Software has to be hosted somewhere and the Infrastructure team is responsible for providing that environment. Typically this team is staffed by IT Engineers seconded from the IT / Operations Department. Having those people on the programme team facilitates the inevitable transition to Business as Usual (BAU).
The toolsmith team builds development tools for the Product Development teams. Build scripts, continuous integration, one click deployment. All that kind of thing. Better to solve it for everybody rather than have the different teams all going their own way. The nature of the work means the composition of the Toolsmith team will be development heavy. But there is space for a Project Manager, Testers, and perhaps even a UX Designer. The Product Owner for this workstream is likely to be somebody technical, e.g. the Technical Architecture, although on one occasion I acted as Product Owner.
The Integration team is responsible for gluing the overall product together. In terms of composition they look quite like a Product Development team. Definitely with project manager, developers and testers. Less often a UX Designer. Often somebody on this team is the Release Manager for the whole product. The Product Owner can be the Programme Product Owner but because a lot of glue is technical the Technical Architect can also fill that role.

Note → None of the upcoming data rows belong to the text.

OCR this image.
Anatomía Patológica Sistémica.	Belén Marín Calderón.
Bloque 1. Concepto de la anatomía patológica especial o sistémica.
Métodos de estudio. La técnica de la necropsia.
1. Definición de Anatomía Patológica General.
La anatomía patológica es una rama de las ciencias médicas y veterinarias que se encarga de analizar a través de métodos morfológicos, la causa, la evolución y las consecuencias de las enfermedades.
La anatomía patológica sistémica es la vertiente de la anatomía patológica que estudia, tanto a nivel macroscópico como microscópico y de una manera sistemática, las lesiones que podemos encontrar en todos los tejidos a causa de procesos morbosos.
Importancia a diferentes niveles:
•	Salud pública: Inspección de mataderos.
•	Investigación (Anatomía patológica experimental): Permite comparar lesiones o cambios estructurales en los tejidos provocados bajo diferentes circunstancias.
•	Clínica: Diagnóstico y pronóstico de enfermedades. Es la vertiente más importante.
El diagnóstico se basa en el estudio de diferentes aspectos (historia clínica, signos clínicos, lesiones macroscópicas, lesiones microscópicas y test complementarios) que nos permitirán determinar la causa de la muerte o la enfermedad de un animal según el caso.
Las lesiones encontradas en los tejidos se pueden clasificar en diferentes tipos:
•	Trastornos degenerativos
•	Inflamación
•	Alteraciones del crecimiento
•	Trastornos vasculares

As programme manager I, and the Programme Board as a group, report into the Sponsoring Group. These are the people who commissioned the programme, provided the funds, and expect to see benefit.

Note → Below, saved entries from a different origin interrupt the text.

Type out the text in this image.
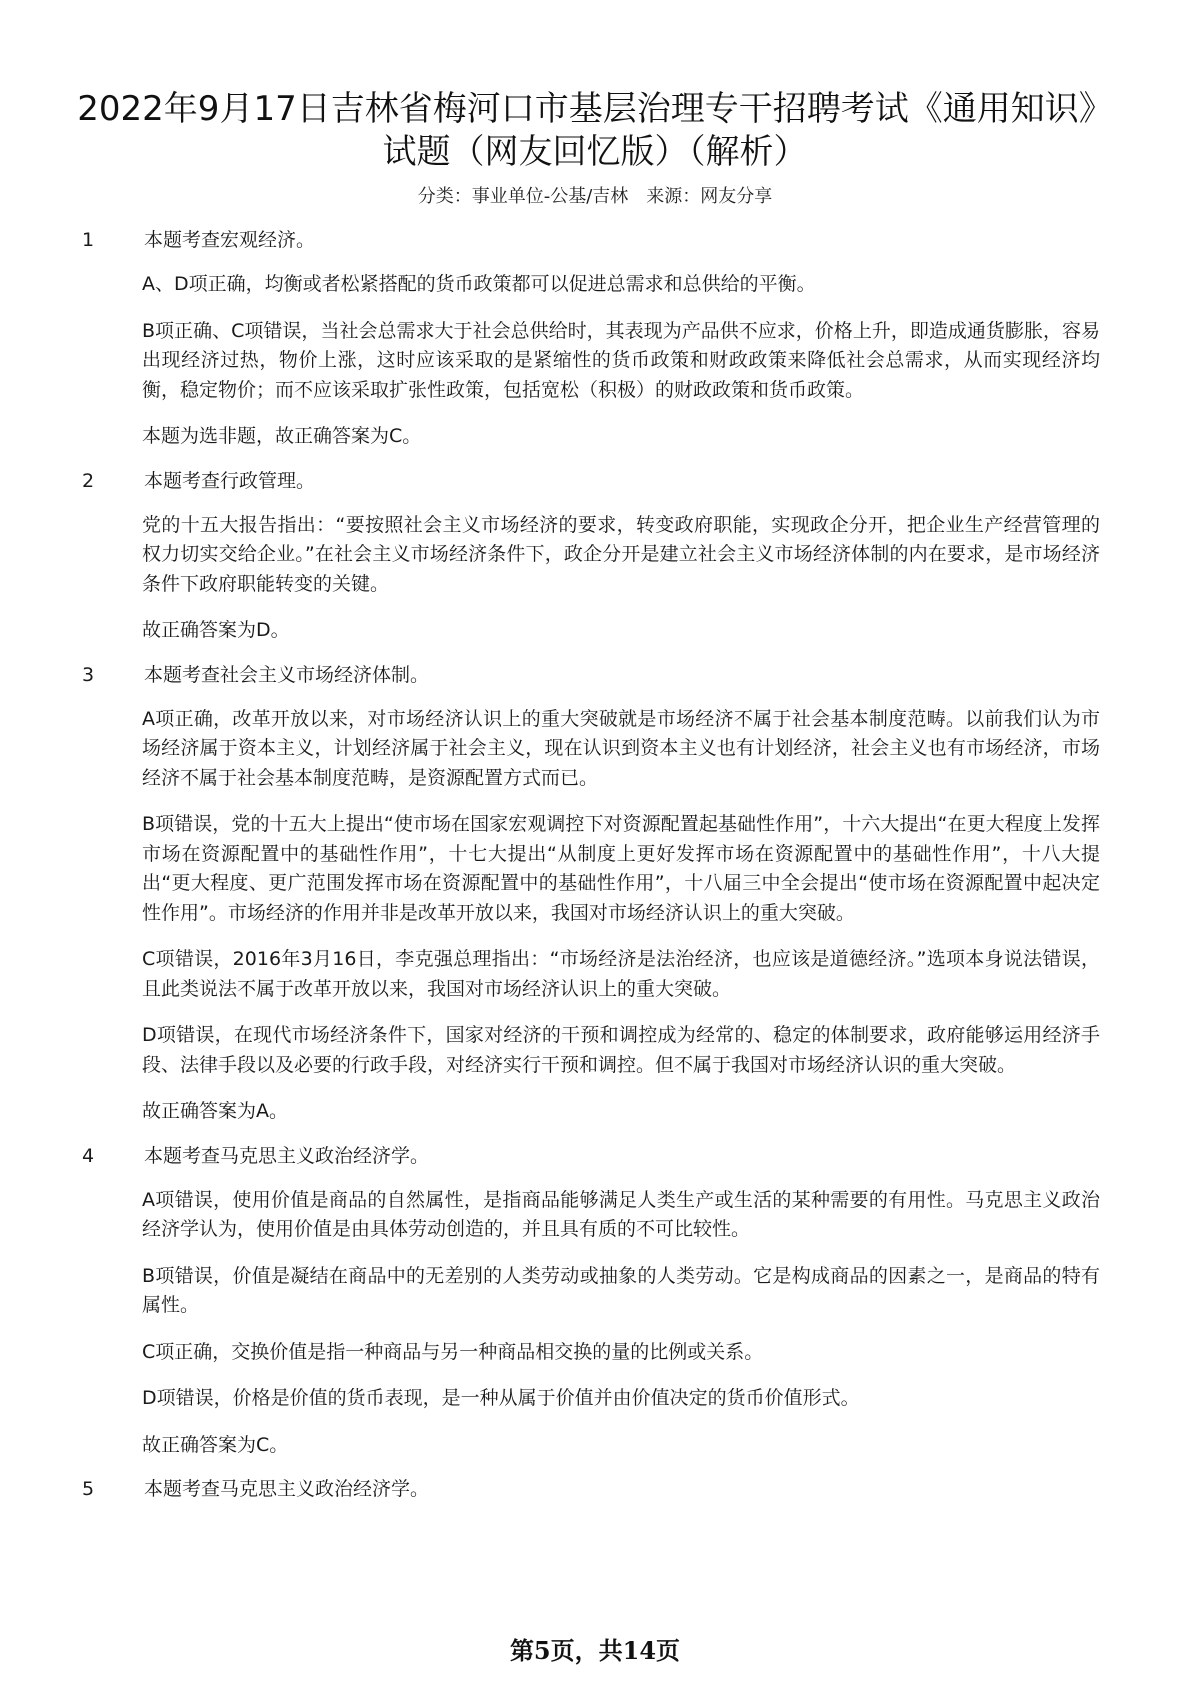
2022年9月17日吉林省梅河口市基层治理专干招聘考试《通用知识》试题（网友回忆版）（解析）
分类：事业单位-公基/吉林　来源：网友分享
1	本题考查宏观经济。

A、D项正确，均衡或者松紧搭配的货币政策都可以促进总需求和总供给的平衡。

B项正确、C项错误，当社会总需求大于社会总供给时，其表现为产品供不应求，价格上升，即造成通货膨胀，容易出现经济过热，物价上涨，这时应该采取的是紧缩性的货币政策和财政政策来降低社会总需求，从而实现经济均衡，稳定物价；而不应该采取扩张性政策，包括宽松（积极）的财政政策和货币政策。

本题为选非题，故正确答案为C。

2	本题考查行政管理。

党的十五大报告指出：“要按照社会主义市场经济的要求，转变政府职能，实现政企分开，把企业生产经营管理的权力切实交给企业。”在社会主义市场经济条件下，政企分开是建立社会主义市场经济体制的内在要求，是市场经济条件下政府职能转变的关键。

故正确答案为D。

3	本题考查社会主义市场经济体制。

A项正确，改革开放以来，对市场经济认识上的重大突破就是市场经济不属于社会基本制度范畴。以前我们认为市场经济属于资本主义，计划经济属于社会主义，现在认识到资本主义也有计划经济，社会主义也有市场经济，市场经济不属于社会基本制度范畴，是资源配置方式而已。

B项错误，党的十五大上提出“使市场在国家宏观调控下对资源配置起基础性作用”，十六大提出“在更大程度上发挥市场在资源配置中的基础性作用”，十七大提出“从制度上更好发挥市场在资源配置中的基础性作用”，十八大提出“更大程度、更广范围发挥市场在资源配置中的基础性作用”，十八届三中全会提出“使市场在资源配置中起决定性作用”。市场经济的作用并非是改革开放以来，我国对市场经济认识上的重大突破。

C项错误，2016年3月16日，李克强总理指出：“市场经济是法治经济，也应该是道德经济。”选项本身说法错误，且此类说法不属于改革开放以来，我国对市场经济认识上的重大突破。

D项错误，在现代市场经济条件下，国家对经济的干预和调控成为经常的、稳定的体制要求，政府能够运用经济手段、法律手段以及必要的行政手段，对经济实行干预和调控。但不属于我国对市场经济认识的重大突破。

故正确答案为A。

4	本题考查马克思主义政治经济学。

A项错误，使用价值是商品的自然属性，是指商品能够满足人类生产或生活的某种需要的有用性。马克思主义政治经济学认为，使用价值是由具体劳动创造的，并且具有质的不可比较性。

B项错误，价值是凝结在商品中的无差别的人类劳动或抽象的人类劳动。它是构成商品的因素之一，是商品的特有属性。

C项正确，交换价值是指一种商品与另一种商品相交换的量的比例或关系。

D项错误，价格是价值的货币表现，是一种从属于价值并由价值决定的货币价值形式。

故正确答案为C。

5	本题考查马克思主义政治经济学。
第5页，共14页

Terminology is never easy and sometimes this group is called the Programme Board. In fact all of the programmes I’ve run have called this group the Programme Board. But according to MSP it should be called the Sponsoring Group. Fair cop as they sponsor the programme.
Business Liaison Group
There is usually a separate group, which I’ve called the Business Liaison Group, populated with the stakeholders who are interested in the detail of the product and can be recruited into the change initiative. In change mode they provide management support for the roll out and advise on who would make a suitable local champions. The Business Change team liaises with this group.
Smaller Programme Teams
For a smaller programme the same principles apply but you don’t need as many teams. You will still need a Business Change workstream but the number of Product Development teams will be less. In addition you might not need all three of integration, toolsmith and infrastructure. You do need people worrying about and working on those things but not necessarily in dedicated teams. So, for example, one of my teams had only a couple of product development teams, alongside toolsmith and infrastructure teams. Integration was the responsibility of the product development teams so wasn’t a separate workstream. Another variation is to combine toolsmith and infrastructure into a DevOps team.
Most people on the team are dedicated to a particular workstream. Other people, in particular user experience (UX) and business analysis (BA), tend to float around as required – these are the people in the “Shared” box in the diagram.

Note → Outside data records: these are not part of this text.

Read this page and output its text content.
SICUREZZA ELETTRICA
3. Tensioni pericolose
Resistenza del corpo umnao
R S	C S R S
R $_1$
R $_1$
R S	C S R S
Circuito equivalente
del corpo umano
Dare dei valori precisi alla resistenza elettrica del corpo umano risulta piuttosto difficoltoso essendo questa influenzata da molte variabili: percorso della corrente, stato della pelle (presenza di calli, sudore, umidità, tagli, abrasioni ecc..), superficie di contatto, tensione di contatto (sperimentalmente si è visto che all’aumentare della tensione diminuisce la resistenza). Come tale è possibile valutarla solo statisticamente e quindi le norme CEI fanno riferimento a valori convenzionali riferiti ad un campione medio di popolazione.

The smallest programme I’ve run had a business change workstream, a product development workstream and an DevOps workstream (with the responsibilities of the infrastructure, integration and toolsmith teams).
Role Base Structure – Don’t do it like this
Don’t organise a programme around roles. Although I believe that all organisations, including programmes, have an implicit matrix structure with projects on one axis and roles in the other, the emphasis should be about deliverables – working software in use by a transformed organisation.
Making the disciplines (roles) the primary focus takes the emphasis away from the work. It also encourages a more waterfall approach with formal handovers between teams. The cross-functional Agile teams I use have these handovers but they are minimised.
I’ve included this org chart just so you know what not to do.
Best Management Practice. (2011). Managing Successful Programmes (MSP) [4th Ed.]. London: TSO.